A home sale contingency typically lasts 30 to 60 days, giving the buyer time to sell their current home before the new purchase proceeds. The exact timeframe is negotiated and written into the purchase agreement; a 30-day window signals buyer confidence and is more likely to be accepted by sellers.

What is a kick-out clause in a contingent offer?

A kick-out clause lets the seller continue marketing the home and accept another offer while your contingent offer is active. If the seller receives a stronger offer, you typically have 24 to 72 hours to remove your contingency or exit the contract; earnest money is generally refunded if you exit within the kick-out window.

How do you write a home sale contingency into a purchase offer?

Your agent adds a home sale contingency clause to the purchase agreement specifying the contingency type, the deadline date, and the earnest money refund terms. The clause should state whether it is a sales or settlement contingency, name an exact calendar date, and specify the kick-out clause terms and your response window. Consult a licensed real estate agent or attorney in your state before drafting contingency language.

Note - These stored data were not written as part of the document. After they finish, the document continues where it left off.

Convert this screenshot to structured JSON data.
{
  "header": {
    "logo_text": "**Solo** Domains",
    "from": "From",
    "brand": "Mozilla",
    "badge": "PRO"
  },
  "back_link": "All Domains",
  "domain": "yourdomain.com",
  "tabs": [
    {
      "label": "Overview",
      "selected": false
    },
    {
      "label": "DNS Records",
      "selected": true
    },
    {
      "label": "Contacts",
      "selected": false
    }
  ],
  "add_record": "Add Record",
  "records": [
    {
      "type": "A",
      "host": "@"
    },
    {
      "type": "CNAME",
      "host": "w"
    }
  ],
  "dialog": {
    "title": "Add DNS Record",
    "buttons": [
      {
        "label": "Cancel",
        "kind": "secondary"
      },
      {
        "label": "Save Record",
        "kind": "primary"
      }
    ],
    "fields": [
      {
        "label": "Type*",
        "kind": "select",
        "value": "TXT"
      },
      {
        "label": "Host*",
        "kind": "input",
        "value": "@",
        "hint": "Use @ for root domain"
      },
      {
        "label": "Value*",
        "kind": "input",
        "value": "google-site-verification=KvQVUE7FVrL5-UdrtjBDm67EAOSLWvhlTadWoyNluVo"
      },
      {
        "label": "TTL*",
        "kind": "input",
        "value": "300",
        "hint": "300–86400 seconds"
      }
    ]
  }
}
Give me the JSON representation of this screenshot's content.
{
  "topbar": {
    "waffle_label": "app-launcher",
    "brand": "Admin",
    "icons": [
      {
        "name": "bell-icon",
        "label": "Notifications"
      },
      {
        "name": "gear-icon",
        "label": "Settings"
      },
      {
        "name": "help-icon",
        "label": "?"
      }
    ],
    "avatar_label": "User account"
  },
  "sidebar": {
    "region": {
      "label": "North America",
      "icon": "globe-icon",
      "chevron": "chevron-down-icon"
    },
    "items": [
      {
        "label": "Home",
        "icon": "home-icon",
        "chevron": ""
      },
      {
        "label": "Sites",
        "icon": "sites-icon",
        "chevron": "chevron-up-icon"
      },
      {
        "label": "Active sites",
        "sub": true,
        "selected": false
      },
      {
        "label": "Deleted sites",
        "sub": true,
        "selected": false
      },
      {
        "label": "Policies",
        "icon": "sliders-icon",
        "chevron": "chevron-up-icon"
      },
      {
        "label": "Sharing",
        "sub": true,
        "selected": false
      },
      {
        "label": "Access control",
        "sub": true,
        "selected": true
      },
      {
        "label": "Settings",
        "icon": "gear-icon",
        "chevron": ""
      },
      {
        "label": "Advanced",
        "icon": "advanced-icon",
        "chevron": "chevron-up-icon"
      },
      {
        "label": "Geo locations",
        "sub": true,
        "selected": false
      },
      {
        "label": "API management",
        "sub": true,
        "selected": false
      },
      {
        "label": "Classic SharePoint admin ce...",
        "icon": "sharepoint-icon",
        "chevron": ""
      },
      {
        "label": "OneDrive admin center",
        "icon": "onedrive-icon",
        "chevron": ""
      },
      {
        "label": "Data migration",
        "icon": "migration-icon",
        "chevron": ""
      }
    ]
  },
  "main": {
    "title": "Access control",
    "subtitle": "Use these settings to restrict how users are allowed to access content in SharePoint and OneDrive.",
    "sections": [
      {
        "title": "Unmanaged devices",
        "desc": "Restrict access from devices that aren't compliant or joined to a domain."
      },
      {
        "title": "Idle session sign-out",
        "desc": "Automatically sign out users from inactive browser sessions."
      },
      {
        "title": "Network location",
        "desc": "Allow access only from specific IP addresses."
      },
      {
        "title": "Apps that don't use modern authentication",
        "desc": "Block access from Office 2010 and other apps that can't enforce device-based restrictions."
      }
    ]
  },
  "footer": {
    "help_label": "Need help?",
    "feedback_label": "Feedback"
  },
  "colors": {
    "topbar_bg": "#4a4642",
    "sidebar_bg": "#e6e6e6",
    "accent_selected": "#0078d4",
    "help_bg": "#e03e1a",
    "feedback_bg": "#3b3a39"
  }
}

Will sellers accept contingent offers in 2026?

Sellers will accept contingent offers in 2026, but acceptance is more likely when your current home is already listed or under contract before you make the offer. In a low-inventory seller’s market, sellers often prefer non-contingent offers or counter with a kick-out clause; in balanced markets, contingent offers are more commonly accepted outright.

What happens to my earnest money if my home doesn’t sell in time?

Your earnest money is typically refunded if you exit the purchase contract within the contingency period because your current home did not sell. This requires the contingency clause to include a clear deadline and exit provision; missing the deadline before exiting may give the seller grounds to keep your deposit.

Can you build a house contingent on selling your current one?

Yes, you can contract to build a new home contingent on selling your current home, but many builders, especially production builders, are reluctant to accept this arrangement. Semi-custom builders are more likely to accommodate a new construction contingency if your home is actively listed and you can agree on a 30 to 90 day window with builder kick-out terms.

What are the alternatives to a home sale contingency?

Alternatives to a home sale contingency include bridge loans, cash offer marketplaces that close in 7 to 30 days, buy-before-you-sell programs, and HELOCs. Bridge loans let you borrow against your current home’s equity at higher rates with 6 to 12 month terms; cash offer marketplaces give you a guaranteed close date so you can buy without a contingency.

Can I make a contingent offer if my current home is not yet listed?

Yes, but a sales contingency used when your home is not yet listed is the weakest form and least likely to be accepted in a competitive market. Listing your current home first converts the sales contingency into a settlement contingency and significantly improves seller acceptance likelihood.

How do I make a contingent offer more competitive without removing the contingency?

Shortening the contingency window to 30 days, offering above-asking price, and showing proof your home is actively listed all make a contingent offer more attractive to sellers. Offering a rent-back agreement and submitting pre-approval documentation showing you can carry both mortgages temporarily also strengthens your offer considerably.

What does contingent mean on a home listing?

A home showing contingent status is under a purchase contract with at least one condition, most commonly a home sale contingency or financing contingency, that must be met before the sale closes. Contingent homes may still accept competing offers depending on whether a kick-out clause applies; contingent status differs from pending, which means all contingencies have been removed.

Should I sell my home before making an offer on a new one?

Selling your current home before making an offer eliminates the need for a home sale contingency entirely and makes your new offer significantly more competitive. The trade-off is potential temporary housing needs; some sellers use a leaseback arrangement or coordinate a simultaneous closing to bridge the gap.